Electron density profile of the ionosphere during peak time of eclipse and at the same time during the control day at Gadanki.

3.5. Temporal Evolution of GPSTEC on Eclipse Day Vis-à-Vis Mean Control Day Pattern

[18] Figure 5a shows the time variation of GPSTEC at Bangalore on the eclipse day along with the mean control day pattern. The GPSTEC at Bangalore which is located very close to Gadanki is expected to follow similar pattern of temporal evolution as that at Gadanki. At Bangalore, GPSTEC is higher on eclipse day with respect to control day pattern around 09:30 IST because of the presence of EIA crest near Bangalore (as has been discussed in section 3.3). It is seen that GPSTEC decreases significantly from ∼12:00 IST. This is around the time when electron density shows significant depletion at lower altitudes (discussed in section 3.4). The reduction in electron density at lower altitudes continues in the post maximum obscuration phase because, by that time, it is well past noon and the solar zenith angle is increasing. Hence the ionization production is much less. Therefore, after 13:45 IST the TEC decreases more steeply because of the combined effects of neutral dynamics (section 3.2), inhibited electrodynamics (section 3.3) and dominant chemical recombination (section 3.4) at lower altitudes. The maximum percentage decrease in GPSTEC around the eclipse peak phase is ∼17% while that in the post eclipse phase is ∼30% (around 15:30 IST).

Figure 5.

(a) GPSTEC variation at Bangalore on the eclipse day in relation to control day mean. (b) GPSTEC variation at Hyderabad on the eclipse day in relation to control day mean. (c) GPSTEC variation at Lucknow on the eclipse day in relation to control day mean.

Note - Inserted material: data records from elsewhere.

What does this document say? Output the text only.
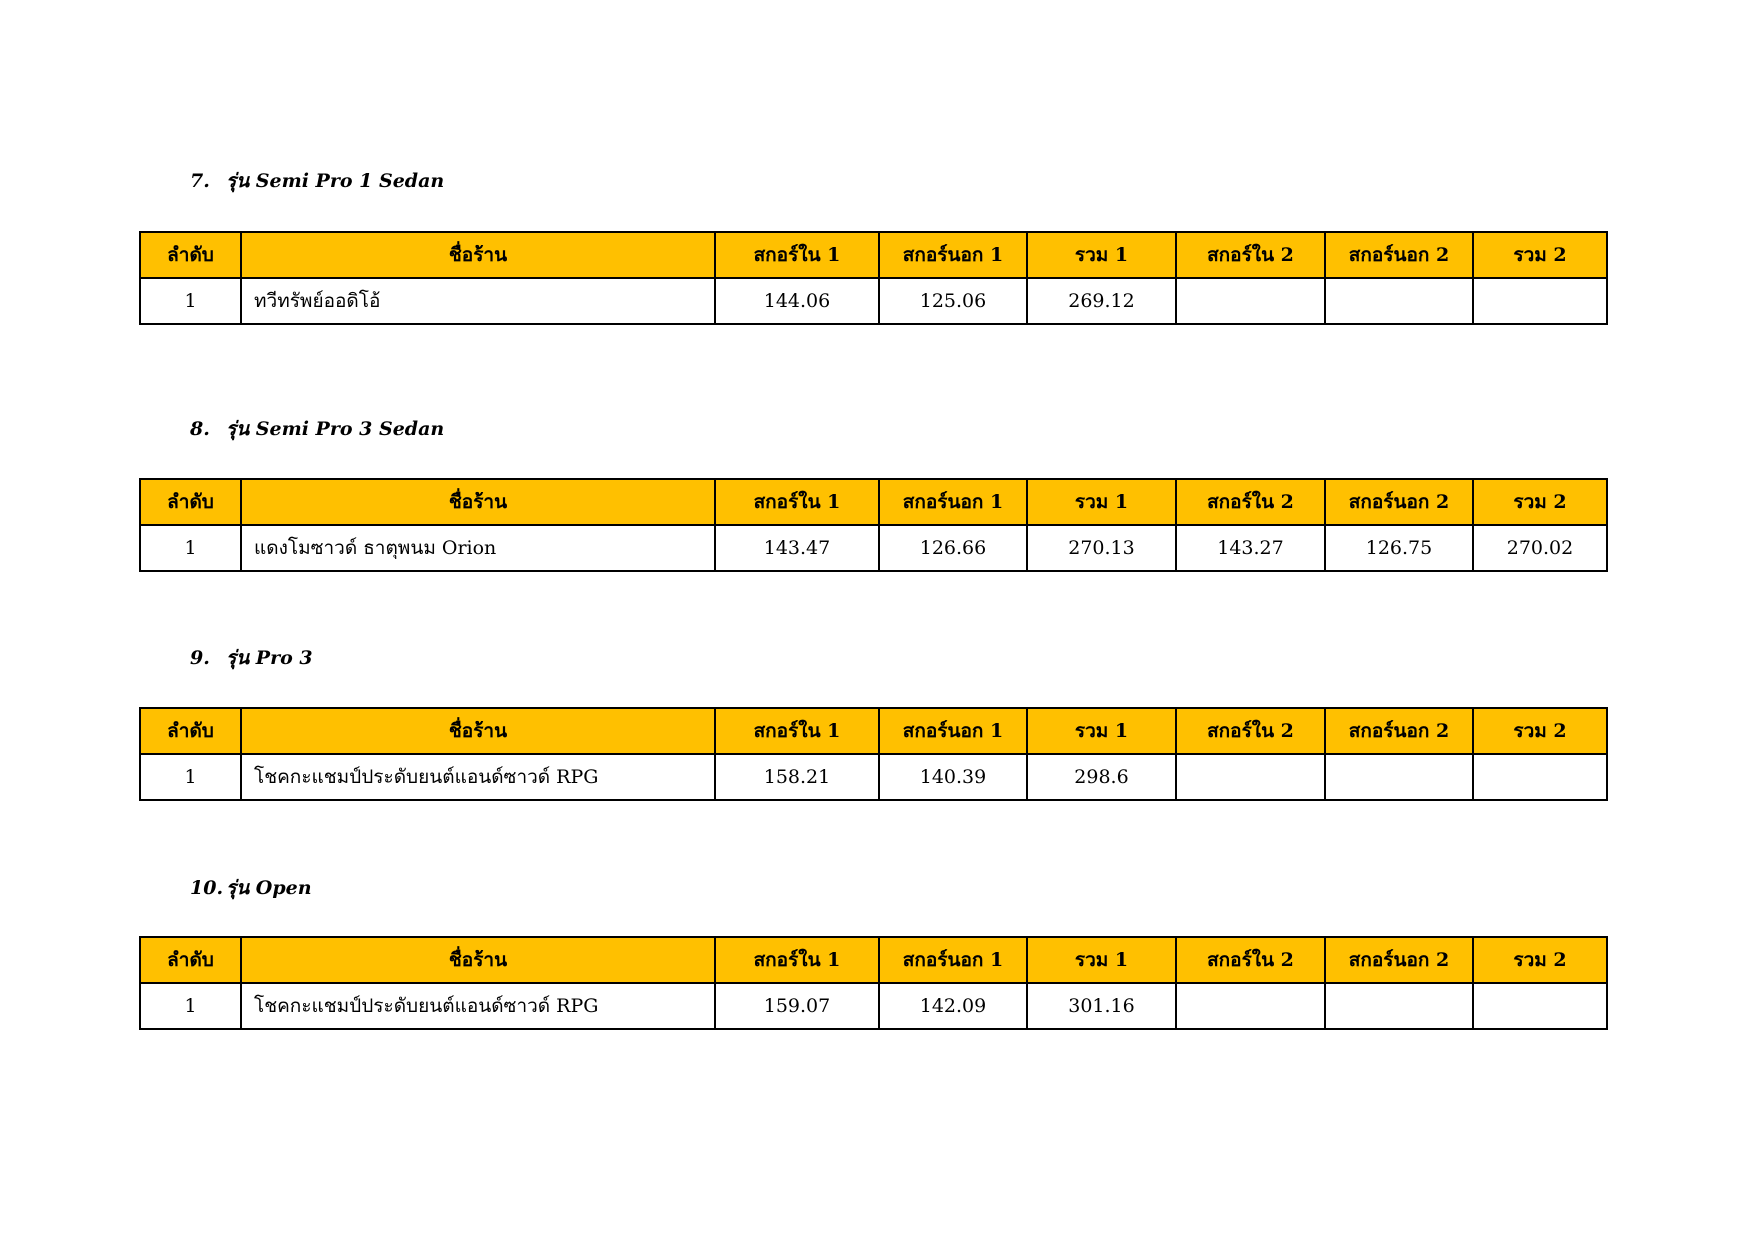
7. รุ่น Semi Pro 1 Sedan
ลำดับ	ชื่อร้าน	สกอร์ใน 1	สกอร์นอก 1	รวม 1	สกอร์ใน 2	สกอร์นอก 2	รวม 2
1	ทวีทรัพย์ออดิโอ้	144.06	125.06	269.12			
8. รุ่น Semi Pro 3 Sedan
ลำดับ	ชื่อร้าน	สกอร์ใน 1	สกอร์นอก 1	รวม 1	สกอร์ใน 2	สกอร์นอก 2	รวม 2
1	แดงโมซาวด์ ธาตุพนม Orion	143.47	126.66	270.13	143.27	126.75	270.02
9. รุ่น Pro 3
ลำดับ	ชื่อร้าน	สกอร์ใน 1	สกอร์นอก 1	รวม 1	สกอร์ใน 2	สกอร์นอก 2	รวม 2
1	โชคกะแชมป์ประดับยนต์แอนด์ซาวด์ RPG	158.21	140.39	298.6			
10. รุ่น Open
ลำดับ	ชื่อร้าน	สกอร์ใน 1	สกอร์นอก 1	รวม 1	สกอร์ใน 2	สกอร์นอก 2	รวม 2
1	โชคกะแชมป์ประดับยนต์แอนด์ซาวด์ RPG	159.07	142.09	301.16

[19] The time variation of GPSTEC at Hyderabad and Lucknow are shown in Figures 5b and 5c. Hyderabad is a location situated 4.5° north of Gadanki and experienced 67.5% maximum obscuration during the eclipse, whereas Lucknow which is 13° north of Gadanki, is a station with less than 40% obscuration. It is evident that the reduced TEC observed with respect to the control day mean pattern during and after the peak phase is seen for Hyderabad also as was seen for Bangalore. For Lucknow, which is outside the eclipsed region, the TEC pattern is found to follow the mean control day pattern, thereby clearly indicating that the TEC decrease observed at the lower latitudes is indeed an eclipse induced effect.

4. Conclusions

[20] 1. Large increase in foF2 and simultaneous decrease in TEC is observed over low latitudes near Gadanki around the eclipse peak phase. The increased foF2 is attributed to the presence of EIA crest over Gadanki as a result of weakened electrodynamics. The dominant chemical recombination at lower altitudes due to the cutting off of solar insolation and consequent reduction in electron densities leads to a significant reduction in the TEC in spite of an increase in foF2.

[21] 2. Substantial reduction is observed in foF2 and TEC in the post peak phase compared to mean control day pattern over low latitudes near Gadanki. This effect is attributed to the combined effects of neutral dynamics, inhibited electrodynamics and persistent depletion of lower-altitude electron densities.


[22] This work was supported by Department of Space, Government of India. One of the authors, M. K. Madhav Haridas, gratefully acknowledges the financial assistance provided by the Indian Space Research Organization through Research Fellowship.

[23] Robert Lysak thanks the reviewers for their assistance in evaluating this paper.